Esta é a história da rolha…
… aquele inerte que em lampejos de crueldade me sopra ao ouvido murmúrios de tempos bons em que os devaneios térreos eram apenas capítulos secundários duma narrativa maior.
Num piscar de olhos, consigo estar lá, ai se o consigo! São retratos vívidos, arrepios que me percorrem as entranhas e fazem vibrar em sonoras melodias toda a matéria celestial da minha criação.
Lá, naquele tempo, não havia rolhas, a felicidade sem filtros, as amarras soltas daqueles seres errantes eram apenas o meu deleite celestial, não passava disso. No fundo da garrafa, a ilusão da felicidade eram apenas instantes, instantes toleráveis.

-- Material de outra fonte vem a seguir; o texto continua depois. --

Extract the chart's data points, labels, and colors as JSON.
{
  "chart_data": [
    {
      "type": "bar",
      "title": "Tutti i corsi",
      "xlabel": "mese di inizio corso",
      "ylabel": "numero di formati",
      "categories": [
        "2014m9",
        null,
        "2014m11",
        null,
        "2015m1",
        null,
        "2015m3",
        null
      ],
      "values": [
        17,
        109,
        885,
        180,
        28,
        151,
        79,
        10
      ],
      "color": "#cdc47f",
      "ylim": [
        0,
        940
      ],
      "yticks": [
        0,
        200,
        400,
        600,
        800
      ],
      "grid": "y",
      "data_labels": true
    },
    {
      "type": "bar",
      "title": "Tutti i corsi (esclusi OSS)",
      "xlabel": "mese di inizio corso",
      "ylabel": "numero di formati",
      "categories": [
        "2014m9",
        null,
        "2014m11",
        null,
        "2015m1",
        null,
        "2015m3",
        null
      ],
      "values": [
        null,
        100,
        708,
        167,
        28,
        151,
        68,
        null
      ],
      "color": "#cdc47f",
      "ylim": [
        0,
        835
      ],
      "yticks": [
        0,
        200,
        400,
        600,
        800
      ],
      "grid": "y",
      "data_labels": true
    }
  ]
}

Depois, aqueles errantes lusitanos, rebeldes amantes de chouriças, ousaram, num pecado capital, dois séculos depois da minha benevolência os ter levado a conhecer mundo, criar as grilhetas da felicidade, aprisionar no fundo da garrafa a fuga das suas vidinhas concedidas por mim. Que traição, como ousaram pensar que podiam travar o tempo em tragos gorgulhantes sem consequências?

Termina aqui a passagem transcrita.